There are no conceptual difficulties with this production; none of the interpretational challenges that the Met’s Otello posed to the audience. The sets and costumes are historical and conventional—which is the right call. The Tudor period, as Holbein preserved it for us and Wolf Hall recently brought to life, was gorgeously costumed; there probably would be a riot if the Met did a Tudor drama in a modern or post-apocalyptic setting right now. And in set as well as costume, the opera held its own—despite the challenge from TV shows, which can be filmed in the actual Tower of London, if their producers so wish.

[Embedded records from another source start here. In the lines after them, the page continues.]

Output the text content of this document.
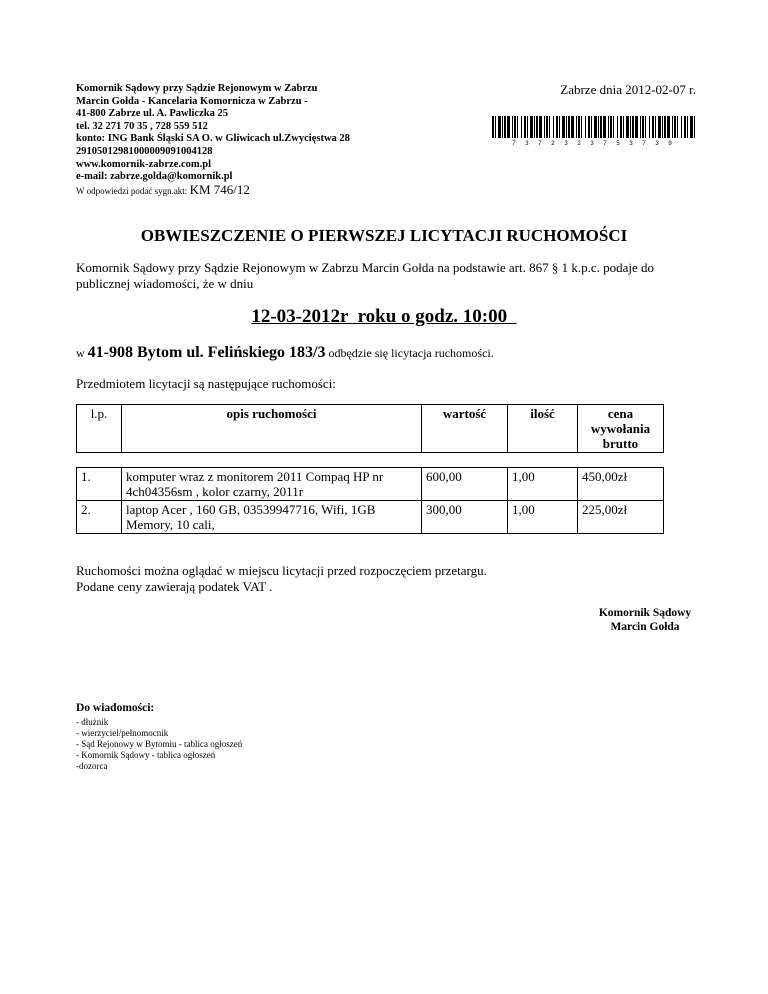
Komornik Sądowy przy Sądzie Rejonowym w Zabrzu
Marcin Gołda - Kancelaria Komornicza w Zabrzu -
41-800 Zabrze ul. A. Pawliczka 25
tel. 32 271 70 35 , 728 559 512
konto: ING Bank Śląski SA O. w Gliwicach ul.Zwycięstwa 28
29105012981000009091004128
www.komornik-zabrze.com.pl
e-mail: zabrze.golda@komornik.pl
W odpowiedzi podać sygn.akt: KM 746/12
Zabrze dnia 2012-02-07 r.
7 3 7 2 3 2 3 7 5 3 7 3 9
OBWIESZCZENIE O PIERWSZEJ LICYTACJI RUCHOMOŚCI
Komornik Sądowy przy Sądzie Rejonowym w Zabrzu Marcin Gołda na podstawie art. 867 § 1 k.p.c. podaje do publicznej wiadomości, że w dniu
12-03-2012r  roku o godz. 10:00
w 41-908 Bytom ul. Felińskiego 183/3 odbędzie się licytacja ruchomości.
Przedmiotem licytacji są następujące ruchomości:
l.p.	opis ruchomości	wartość	ilość	cena wywołania brutto

1.	komputer wraz z monitorem 2011 Compaq HP nr 4ch04356sm , kolor czarny, 2011r	600,00	1,00	450,00zł
2.	laptop Acer , 160 GB, 03539947716, Wifi, 1GB Memory, 10 cali,	300,00	1,00	225,00zł
Ruchomości można oglądać w miejscu licytacji przed rozpoczęciem przetargu.
Podane ceny zawierają podatek VAT .
Komornik Sądowy
Marcin Gołda
Do wiadomości:
- dłużnik
- wierzyciel/pełnomocnik
- Sąd Rejonowy w Bytomiu - tablica ogłoszeń
- Komornik Sądowy - tablica ogłoszeń
-dozorca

At the beginning of the mad scene, the council chamber door, in front of which the King and Anne had been arguing, rises up, becoming the second story of the Tower of London, while below, in front of a loose replica of Traitor’s Gate, Anne is prepared for execution by her ladies-in-waiting. At the end, when Anne is taken in and just before the curtain falls, the doors above open and a black-hooded, sword-wielding executioner appears. It’s chilling and arresting—and it’s reassuring to know opera still has some tricks up its sleeve.
Better yet, there’s more to come: Maria Stuarda opens this January, and Roberto Devereux this March. The queen is dead. Long live the queens.
Anna Bolena at the Metropolitan Opera, Oct. 5, 9, 13, and Jan 5 & 9. Tickets $27-480.